We begin the assignment by loading the packages ggplot2
,
dplyr
, and nycflights13
library(ggplot2)
library(dplyr)
library(nycflights13)
Choose an airport outside New York, and count how many flights
went to that airport from NYC in 2013. How many of those flights started
at JFK, LGA, and EWR? (Hint: Use filter
,
group_by
, and summarize
)
I chose my hometown airport of Minneapolis-St.Paul International Airport, abbreviated MSP. Answers and code are below.

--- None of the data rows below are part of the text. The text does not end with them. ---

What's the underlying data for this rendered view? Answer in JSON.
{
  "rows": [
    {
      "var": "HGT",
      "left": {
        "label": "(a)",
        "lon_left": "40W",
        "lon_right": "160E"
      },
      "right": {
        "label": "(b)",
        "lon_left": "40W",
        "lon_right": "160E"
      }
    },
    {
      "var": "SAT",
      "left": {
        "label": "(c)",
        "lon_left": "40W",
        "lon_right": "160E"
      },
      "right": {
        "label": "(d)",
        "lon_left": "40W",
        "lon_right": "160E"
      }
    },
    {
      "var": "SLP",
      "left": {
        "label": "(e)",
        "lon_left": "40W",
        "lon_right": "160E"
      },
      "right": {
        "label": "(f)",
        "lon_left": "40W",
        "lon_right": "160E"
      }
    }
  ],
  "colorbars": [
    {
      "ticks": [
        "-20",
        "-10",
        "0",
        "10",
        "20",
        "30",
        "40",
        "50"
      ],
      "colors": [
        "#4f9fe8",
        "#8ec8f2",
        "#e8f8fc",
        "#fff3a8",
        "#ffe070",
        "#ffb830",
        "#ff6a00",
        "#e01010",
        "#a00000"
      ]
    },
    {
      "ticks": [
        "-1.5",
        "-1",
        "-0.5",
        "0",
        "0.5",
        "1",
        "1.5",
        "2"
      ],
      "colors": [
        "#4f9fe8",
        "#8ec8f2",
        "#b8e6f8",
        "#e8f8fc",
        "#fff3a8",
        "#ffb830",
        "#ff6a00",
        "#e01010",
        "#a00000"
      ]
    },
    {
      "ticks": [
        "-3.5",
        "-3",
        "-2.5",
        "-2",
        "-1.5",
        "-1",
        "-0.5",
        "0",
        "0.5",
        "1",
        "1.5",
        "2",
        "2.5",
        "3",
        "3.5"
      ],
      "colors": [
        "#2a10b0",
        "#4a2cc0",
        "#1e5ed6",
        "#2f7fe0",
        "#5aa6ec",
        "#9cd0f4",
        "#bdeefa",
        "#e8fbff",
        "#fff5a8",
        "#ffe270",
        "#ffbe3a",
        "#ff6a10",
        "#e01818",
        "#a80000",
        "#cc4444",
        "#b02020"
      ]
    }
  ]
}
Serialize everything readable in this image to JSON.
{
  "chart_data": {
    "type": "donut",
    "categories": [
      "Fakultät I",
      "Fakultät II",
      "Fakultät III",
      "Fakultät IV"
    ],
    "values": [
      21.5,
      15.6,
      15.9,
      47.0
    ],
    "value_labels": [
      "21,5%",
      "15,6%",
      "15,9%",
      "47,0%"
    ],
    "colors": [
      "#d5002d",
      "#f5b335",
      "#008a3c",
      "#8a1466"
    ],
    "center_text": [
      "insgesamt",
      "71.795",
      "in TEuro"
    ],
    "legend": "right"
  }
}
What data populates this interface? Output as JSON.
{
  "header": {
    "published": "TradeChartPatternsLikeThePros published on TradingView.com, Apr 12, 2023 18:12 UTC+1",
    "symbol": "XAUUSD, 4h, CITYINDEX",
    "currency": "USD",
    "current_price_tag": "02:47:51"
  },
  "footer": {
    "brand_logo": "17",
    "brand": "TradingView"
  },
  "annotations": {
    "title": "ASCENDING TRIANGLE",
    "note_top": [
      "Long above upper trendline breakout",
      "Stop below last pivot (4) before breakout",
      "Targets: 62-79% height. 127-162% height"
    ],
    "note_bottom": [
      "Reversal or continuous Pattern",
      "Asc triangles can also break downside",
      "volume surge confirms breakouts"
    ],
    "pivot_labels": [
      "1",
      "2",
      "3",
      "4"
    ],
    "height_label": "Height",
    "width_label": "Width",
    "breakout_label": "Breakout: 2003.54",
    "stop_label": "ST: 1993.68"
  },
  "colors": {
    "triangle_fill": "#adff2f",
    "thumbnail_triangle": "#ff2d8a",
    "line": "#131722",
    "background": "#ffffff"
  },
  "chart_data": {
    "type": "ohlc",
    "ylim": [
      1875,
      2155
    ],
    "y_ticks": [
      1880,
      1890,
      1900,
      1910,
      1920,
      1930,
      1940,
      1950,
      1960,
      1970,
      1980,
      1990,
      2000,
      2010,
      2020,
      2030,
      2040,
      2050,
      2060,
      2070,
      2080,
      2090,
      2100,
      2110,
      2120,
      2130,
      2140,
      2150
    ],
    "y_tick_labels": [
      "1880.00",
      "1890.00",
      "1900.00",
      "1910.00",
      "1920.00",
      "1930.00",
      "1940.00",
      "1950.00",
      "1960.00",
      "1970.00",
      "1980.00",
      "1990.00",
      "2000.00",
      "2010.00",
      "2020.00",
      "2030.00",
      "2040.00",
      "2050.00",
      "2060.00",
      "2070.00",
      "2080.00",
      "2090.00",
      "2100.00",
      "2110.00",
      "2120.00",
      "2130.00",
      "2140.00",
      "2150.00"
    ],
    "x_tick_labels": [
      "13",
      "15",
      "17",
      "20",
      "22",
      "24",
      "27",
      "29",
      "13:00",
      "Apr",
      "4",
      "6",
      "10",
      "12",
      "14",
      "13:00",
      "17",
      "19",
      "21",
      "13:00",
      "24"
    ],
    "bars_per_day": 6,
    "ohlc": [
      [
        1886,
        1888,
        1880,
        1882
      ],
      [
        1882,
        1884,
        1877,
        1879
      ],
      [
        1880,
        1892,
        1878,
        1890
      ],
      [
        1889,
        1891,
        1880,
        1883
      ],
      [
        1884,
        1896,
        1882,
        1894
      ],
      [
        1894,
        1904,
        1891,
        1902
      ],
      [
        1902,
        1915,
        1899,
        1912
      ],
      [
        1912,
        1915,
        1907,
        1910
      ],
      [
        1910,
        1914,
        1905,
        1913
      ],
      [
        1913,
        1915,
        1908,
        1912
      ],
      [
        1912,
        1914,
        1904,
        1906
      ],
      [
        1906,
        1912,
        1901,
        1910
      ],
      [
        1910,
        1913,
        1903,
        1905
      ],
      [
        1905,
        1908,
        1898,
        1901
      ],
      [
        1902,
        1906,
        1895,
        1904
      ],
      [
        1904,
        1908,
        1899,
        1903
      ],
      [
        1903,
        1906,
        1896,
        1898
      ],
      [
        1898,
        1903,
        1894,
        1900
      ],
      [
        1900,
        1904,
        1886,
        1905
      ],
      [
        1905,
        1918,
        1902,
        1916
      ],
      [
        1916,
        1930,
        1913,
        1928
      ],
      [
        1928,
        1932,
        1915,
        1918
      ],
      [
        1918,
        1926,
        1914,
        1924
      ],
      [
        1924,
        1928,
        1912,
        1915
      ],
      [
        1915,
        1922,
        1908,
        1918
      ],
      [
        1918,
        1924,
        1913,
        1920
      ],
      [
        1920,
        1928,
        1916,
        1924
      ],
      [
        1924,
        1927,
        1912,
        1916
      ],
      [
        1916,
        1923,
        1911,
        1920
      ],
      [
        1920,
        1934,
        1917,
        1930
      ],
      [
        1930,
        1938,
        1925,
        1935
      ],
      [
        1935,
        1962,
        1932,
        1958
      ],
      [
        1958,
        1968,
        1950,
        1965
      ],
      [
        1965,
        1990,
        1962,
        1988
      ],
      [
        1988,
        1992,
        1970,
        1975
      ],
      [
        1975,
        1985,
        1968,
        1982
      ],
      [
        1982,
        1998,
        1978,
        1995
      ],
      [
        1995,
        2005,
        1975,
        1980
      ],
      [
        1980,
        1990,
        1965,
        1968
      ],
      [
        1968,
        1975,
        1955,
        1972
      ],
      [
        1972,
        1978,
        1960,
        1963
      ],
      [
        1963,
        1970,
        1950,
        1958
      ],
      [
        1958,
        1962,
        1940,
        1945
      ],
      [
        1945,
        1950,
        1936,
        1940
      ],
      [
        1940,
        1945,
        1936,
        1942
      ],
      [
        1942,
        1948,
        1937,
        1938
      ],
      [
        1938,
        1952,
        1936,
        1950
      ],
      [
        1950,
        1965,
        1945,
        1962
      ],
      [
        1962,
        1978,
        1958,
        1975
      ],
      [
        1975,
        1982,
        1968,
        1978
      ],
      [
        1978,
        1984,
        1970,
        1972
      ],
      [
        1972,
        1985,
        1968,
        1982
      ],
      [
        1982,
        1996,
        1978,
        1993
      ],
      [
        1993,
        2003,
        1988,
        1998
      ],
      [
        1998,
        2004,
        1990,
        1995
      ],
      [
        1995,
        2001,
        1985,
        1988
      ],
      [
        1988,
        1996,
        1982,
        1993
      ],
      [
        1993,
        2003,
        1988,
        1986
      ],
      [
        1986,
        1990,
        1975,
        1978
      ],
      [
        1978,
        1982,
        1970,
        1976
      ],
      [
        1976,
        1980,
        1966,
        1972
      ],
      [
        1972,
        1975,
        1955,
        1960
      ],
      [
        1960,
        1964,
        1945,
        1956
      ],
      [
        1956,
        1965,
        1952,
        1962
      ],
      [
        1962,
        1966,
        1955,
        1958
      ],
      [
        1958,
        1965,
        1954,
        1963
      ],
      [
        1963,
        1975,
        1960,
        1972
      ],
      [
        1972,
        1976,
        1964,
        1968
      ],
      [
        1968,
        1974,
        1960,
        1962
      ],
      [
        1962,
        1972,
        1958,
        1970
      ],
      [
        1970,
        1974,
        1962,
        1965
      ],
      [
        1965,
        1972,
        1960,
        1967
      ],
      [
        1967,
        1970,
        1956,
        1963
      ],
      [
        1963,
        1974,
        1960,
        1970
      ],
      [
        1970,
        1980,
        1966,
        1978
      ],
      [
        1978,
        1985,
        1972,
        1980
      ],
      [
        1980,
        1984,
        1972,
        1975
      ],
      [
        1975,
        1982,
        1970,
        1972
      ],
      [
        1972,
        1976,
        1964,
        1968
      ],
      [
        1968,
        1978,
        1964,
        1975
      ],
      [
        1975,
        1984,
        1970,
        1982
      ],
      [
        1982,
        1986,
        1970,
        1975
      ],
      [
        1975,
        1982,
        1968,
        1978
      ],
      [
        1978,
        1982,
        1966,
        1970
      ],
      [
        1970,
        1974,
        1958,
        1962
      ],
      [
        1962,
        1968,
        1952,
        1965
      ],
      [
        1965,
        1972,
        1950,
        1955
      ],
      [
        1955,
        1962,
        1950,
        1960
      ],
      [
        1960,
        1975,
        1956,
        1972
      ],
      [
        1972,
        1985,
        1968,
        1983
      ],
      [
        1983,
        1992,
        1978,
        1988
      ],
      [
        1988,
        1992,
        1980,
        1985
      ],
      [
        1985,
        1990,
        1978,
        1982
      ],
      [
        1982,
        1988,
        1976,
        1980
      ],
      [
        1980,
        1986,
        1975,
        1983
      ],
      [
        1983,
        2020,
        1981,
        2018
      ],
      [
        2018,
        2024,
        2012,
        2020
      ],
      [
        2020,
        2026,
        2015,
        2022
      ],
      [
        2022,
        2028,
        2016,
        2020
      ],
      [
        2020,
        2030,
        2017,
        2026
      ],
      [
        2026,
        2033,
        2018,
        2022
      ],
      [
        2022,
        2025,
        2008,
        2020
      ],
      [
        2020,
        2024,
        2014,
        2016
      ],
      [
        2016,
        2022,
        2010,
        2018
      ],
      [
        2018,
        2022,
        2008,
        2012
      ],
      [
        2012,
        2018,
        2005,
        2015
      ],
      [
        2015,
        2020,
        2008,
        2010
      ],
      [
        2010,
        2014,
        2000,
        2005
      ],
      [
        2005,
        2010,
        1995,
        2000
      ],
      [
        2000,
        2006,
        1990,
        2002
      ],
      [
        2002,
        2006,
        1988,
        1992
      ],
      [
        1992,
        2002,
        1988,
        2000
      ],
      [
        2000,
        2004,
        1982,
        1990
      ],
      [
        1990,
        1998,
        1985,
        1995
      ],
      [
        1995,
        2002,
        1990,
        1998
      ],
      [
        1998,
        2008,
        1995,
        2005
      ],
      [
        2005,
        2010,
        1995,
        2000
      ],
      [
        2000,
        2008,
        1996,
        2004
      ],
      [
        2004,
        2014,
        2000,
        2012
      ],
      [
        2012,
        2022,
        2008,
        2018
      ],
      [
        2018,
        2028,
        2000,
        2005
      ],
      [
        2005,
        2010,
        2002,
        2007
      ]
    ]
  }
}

MSP <- flights %>% filter(dest == "MSP")
MSP %>% summarize(num_flights = n())
## # A tibble: 1 × 1
## num_flights
## <int>
## 1 7185
MSP %>% group_by(origin) %>% summarize(num_flights = n())
## # A tibble: 3 × 2
## origin num_flights
## <chr> <int>
## 1 EWR 2377
## 2 JFK 1095
## 3 LGA 3713
The variable arr_delay
contains arrival delays in
minutes (negative values represent early arrivals). Make a
ggplot
histogram displaying arrival delays for 2013 flights
from NYC to the airport you chose.
ggplot(MSP,aes(x=arr_delay))+
theme_bw(base_size=20)+
geom_histogram(bins=30)+
xlab("Arrival Delay (minutes)")+ylab("Frequency (Number of Flights)")+
ggtitle("Histogram of Flight Delays to MSP","Flights in 2013 Starting in NYC")
Use left_join
to add weather data at departure to
the subsetted data (Hint 1: Match on origin
,
year
, month
, day
, and
hour
!!). Calculate the mean temperature by month at
departure (temp
) across all flights (Hint 2: Use
mean(temp,na.rm=T)
to have R calculate an average after
ignoring missing data values).
MSP_weather <- MSP %>% left_join(weather,by=c("origin","year","month","day","hour"))
MSP_weather %>% group_by(month) %>% summarize(Average_Temp = mean(temp,na.rm=T))
## # A tibble: 12 × 2
## month Average_Temp
## <int> <dbl>
## 1 1 36.6
## 2 2 35.6
## 3 3 41.3
## 4 4 54.1
## 5 5 64.2
## 6 6 74.2
## 7 7 81.8
## 8 8 75.8
## 9 9 69.3
## 10 10 61.5
## 11 11 46.3
## 12 12 39.3
Investigate if there is a relationship between departure delay
(dep_delay
) and wind speed (wind_speed
). Is
the relationship different between JFK, LGA, and EWR? I suggest
answering this question by making a plot and writing down a one-sentence
interpretation.
ggplot(MSP_weather,aes(wind_speed,dep_delay,color=origin))+
theme_bw(base_size=20)+
geom_point(alpha=.8)+
xlab("Wind Speed")+ylab("Departure Delay (minutes)")+
ggtitle("Departure Delay vs. Wind Speed","Flights from NYC to MSP in 2013")+
scale_color_discrete(name="Origin")+
theme(legend.position = c(.85,.7))
There does not seem to be any clear pattern between departure delay and wind speed, either overall or for each NYC airport on its own.